Weekly Seminar: Spring 2013
Speaker: Dr. Sándor Kovács (Washington University in St. Louis)
Title: "How Your Heart Works When It Fills: An Engineering Perspective"
Date: Friday, April 12, 2013
Time: 11:00 a.m.
Location: Gilman Hall 50 (Marjorie M. Fisher Room)
The two engineering principles that govern the diastolic (filling) phase of all human hearts are "constant volume pump" and "suction pump."
The approx 850 ml volume of the pericardial sac decreases by only approx 40 ml by end systole. This requires that atrial-ventricular volumes simultaneously reciprocate and it underscores the pressure pump (systolic) and volume pump (diastolic) roles of the coordinated function of the chambers. Of the 4 heart chambers ONLY the left ventricle actually serves as a (systolic) pressure pump. When the normal left ventricle initiates filing at mitral valve opening, it generates only a small (4mmHg) maximum atrio- ventricular pressure gradient (LVP< LAP) while LV pressure continues to decrease for about 100 msec while LV volume increases (dP/dV< 0). Because the chamber recoils faster than it can fill it is a suction (volume) pump. The purpose of diastole is to fill the chamber (mass transfer in two phases) in the fraction of a second available in order to maintain cardiac output. Suction initated filling allows the chamber to return to its equilibrium (diastatic) volume. The streamlines entering through the 5cm2 mitral valve rapidly form an asymmetric toroidal vortex whose formation time has been shown to depend on LV chamber parameters of stiffness, relaxation and load. Recent Lagrangian coherent structure (LCS) analysis of MRI data of vortex ring growth in the LV reveals nature's elegant fluid mechanics based solution to the diastolic mass transfer problem. The intraventricular vortex also "rinses" the trabeculated inner surface of the heart thereby preventing formation of blood clots and facilitates mitral leaflet coaptation to minimize mitral valve regurgitation.
Sándor J. Kovács received his Ph.D. in Physics at Caltech, CA and then went on to receive his M.D. in Medicine at the University of Miami, FL. After an internship and residency at Barnes Hospital; Kovács became an instructor in medicine in 1985, served as director of the cardiac catheterization laboratory at the St Louis VA Medical Center (1985-1990) advancing through the ranks to professor of medicine, with also appointments in physiology, biomedical engineering, and physics, in 2007.
His research is in the Cardiovascular Biophysics Laboratory (CBL) which focuses on a systems physiologic perspective of cardiac function and dysfunction.
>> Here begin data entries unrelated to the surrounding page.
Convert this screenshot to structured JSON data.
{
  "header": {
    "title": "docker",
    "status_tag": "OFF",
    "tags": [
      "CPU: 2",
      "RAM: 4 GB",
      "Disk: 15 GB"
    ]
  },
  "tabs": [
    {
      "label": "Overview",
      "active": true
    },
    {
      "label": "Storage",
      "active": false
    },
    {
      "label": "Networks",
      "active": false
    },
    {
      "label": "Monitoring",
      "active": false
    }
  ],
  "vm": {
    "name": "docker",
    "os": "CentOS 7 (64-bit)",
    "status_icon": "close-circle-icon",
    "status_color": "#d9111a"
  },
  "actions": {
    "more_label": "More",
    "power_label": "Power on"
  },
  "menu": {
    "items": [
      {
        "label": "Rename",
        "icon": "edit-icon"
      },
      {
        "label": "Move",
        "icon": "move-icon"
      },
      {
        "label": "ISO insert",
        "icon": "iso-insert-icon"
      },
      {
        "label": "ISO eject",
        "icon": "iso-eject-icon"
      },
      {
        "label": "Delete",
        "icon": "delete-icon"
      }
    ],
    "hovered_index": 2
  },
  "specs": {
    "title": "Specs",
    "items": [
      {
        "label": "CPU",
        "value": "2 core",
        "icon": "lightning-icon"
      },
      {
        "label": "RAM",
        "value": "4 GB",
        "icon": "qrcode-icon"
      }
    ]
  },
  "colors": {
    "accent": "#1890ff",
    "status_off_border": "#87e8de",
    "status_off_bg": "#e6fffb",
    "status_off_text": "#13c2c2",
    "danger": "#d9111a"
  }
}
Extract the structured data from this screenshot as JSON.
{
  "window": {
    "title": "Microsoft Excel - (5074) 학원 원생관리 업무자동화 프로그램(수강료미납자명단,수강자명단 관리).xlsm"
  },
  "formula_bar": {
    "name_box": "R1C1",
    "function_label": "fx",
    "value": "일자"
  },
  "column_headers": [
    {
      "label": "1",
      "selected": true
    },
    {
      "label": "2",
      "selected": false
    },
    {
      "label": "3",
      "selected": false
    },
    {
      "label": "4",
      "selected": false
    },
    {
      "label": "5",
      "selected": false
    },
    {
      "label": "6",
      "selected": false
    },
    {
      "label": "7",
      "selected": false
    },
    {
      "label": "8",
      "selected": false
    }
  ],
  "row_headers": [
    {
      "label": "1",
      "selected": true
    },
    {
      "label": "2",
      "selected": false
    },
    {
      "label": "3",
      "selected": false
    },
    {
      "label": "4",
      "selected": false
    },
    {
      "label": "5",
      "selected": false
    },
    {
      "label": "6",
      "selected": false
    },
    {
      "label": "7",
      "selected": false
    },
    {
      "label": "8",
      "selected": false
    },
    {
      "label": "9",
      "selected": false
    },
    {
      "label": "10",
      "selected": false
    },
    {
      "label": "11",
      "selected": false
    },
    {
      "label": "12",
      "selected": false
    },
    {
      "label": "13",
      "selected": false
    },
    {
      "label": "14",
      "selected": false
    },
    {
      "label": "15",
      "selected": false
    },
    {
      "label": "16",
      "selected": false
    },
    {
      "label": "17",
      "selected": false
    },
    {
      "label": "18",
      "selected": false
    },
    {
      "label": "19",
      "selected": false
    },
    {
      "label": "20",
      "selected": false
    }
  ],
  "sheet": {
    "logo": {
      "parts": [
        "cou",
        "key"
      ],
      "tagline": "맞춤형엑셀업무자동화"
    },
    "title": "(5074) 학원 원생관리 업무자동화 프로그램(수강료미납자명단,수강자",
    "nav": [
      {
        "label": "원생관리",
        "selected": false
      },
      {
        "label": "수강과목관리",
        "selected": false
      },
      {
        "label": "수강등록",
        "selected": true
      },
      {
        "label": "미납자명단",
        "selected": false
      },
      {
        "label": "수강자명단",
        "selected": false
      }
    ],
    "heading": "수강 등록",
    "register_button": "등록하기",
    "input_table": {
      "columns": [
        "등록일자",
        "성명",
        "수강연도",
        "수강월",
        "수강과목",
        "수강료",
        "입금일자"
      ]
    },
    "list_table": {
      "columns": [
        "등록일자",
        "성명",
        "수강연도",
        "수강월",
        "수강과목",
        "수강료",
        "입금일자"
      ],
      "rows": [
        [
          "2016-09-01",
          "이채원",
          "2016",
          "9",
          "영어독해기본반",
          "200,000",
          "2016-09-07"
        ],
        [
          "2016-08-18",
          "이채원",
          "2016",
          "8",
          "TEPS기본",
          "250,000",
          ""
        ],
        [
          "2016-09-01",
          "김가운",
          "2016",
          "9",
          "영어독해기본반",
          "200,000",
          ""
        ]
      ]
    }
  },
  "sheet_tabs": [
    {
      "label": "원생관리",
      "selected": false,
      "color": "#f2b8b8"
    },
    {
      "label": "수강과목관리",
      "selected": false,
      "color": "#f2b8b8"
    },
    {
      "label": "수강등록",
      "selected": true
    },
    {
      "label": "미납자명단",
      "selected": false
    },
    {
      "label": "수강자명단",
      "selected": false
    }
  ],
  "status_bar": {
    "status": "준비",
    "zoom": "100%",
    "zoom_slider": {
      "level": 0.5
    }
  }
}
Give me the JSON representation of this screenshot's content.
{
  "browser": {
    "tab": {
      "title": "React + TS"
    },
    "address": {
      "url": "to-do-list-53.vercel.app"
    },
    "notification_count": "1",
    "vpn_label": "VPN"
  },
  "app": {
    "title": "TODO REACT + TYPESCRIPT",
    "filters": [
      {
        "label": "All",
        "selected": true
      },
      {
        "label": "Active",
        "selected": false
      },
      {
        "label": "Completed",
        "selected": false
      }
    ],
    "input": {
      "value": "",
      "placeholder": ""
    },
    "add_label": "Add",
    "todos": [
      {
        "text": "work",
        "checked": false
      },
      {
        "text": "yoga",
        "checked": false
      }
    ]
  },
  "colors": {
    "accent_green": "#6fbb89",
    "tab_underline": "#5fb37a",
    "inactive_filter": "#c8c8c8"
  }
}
The primary conceptual approach is theoretical and mathematical with validation using in-vivo human cardiovascular data. Theoretical work involves noninvasive, quantitative diastolic function assessment and fully characterization of the role of the heart as a suction pump. Particular emphasis is placed on predicting 'new' physiology from first principles, the testing of physiologic hypotheses amenable to in-vivo verification via invasive and noninvasive means. In addition, suitable statistical methods and related analytical and numeric methods based tools are utilized in the Cardiovascular Biophysics Laboratory.
Kovács received the Sjöstrand Medal in Physiology from the Swedish Society of Clinical Physiology and Medicine in 2007. He was elected President of the Cardiovascular System Dynamics Society (CSDS) in 2006 and served until 2008. He is a recipient of the Öcsi Bácsi Award of Caltech's TAPIR Group.